Other speakers at the tribute included Minister of Culture, Gender, Entertainment and Sport Olivia “Babsy” Grange, and the Minister of Local Government and Community Development Desmond McKenzie, both protégés of Prime Minister Seaga who was born on May 28, 1930. He was buried in National Heroes Park, in Kingston on June 23, 2019.

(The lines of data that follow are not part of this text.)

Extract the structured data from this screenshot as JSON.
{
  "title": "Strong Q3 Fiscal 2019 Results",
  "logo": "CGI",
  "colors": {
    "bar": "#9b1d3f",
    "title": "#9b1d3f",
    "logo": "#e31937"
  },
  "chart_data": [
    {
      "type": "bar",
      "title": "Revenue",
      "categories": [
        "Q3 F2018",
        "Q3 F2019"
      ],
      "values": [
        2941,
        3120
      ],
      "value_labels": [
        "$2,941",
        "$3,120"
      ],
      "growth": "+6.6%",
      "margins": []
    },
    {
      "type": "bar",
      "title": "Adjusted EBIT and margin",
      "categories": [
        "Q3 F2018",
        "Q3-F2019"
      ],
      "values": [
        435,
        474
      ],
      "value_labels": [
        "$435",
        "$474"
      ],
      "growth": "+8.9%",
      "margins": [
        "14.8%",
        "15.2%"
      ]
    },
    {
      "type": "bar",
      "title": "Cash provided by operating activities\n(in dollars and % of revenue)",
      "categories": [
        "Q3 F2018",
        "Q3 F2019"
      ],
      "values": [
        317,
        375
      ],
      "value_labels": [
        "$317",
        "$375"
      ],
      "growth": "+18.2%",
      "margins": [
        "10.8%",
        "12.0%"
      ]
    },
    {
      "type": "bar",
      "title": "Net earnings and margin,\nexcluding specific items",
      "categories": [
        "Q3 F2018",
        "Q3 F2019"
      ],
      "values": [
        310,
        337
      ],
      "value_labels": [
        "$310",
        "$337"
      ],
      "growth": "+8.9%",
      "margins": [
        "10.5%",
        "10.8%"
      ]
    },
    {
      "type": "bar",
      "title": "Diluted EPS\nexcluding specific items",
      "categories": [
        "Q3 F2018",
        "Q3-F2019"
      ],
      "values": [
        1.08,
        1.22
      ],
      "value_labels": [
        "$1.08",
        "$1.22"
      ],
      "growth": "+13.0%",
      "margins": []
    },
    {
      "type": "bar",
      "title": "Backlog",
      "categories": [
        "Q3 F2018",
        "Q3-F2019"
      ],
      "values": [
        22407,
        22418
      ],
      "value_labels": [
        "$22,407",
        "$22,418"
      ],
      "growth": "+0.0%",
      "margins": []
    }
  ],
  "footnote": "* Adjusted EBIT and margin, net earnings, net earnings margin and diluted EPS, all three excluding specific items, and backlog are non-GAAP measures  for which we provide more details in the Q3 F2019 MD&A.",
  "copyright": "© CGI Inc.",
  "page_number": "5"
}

Floral tributes were laid by: Prime Minister Holness; Minister of National Security and Deputy Prime Minister Dr Horace Chang; former People’s National Party (PNP) Minister Horace Dalley, who represented Opposition Leader Mark Golding; Dr Dunn, who represented Finance and the Public Service Minister Dr Nigel Clarke; Prudence Kidd-Deans, on behalf of the widow of Seaga; Senator Kamina Johnson Smith, minister of foreign affairs and foreign trade, who represented his children; Councillor Jermaine Hyatt, Kingston and St Andrew Municipal Corporation (KSAMC), representing the mayor of Kingston, Councillor Delroy Williams; Ann-Marie Spence-Heron, president of the Tivoli Gardens Football Club; Christopher Bovell, chairman of the Edward Seaga Research Centre; and Shayne Kerr, president of Generation 2000.
Performances were from: D Brunz, singing The Harder They Come; and the Tivoli Dance Troupe doing Revibration. Master of ceremonies was Oliver Watt.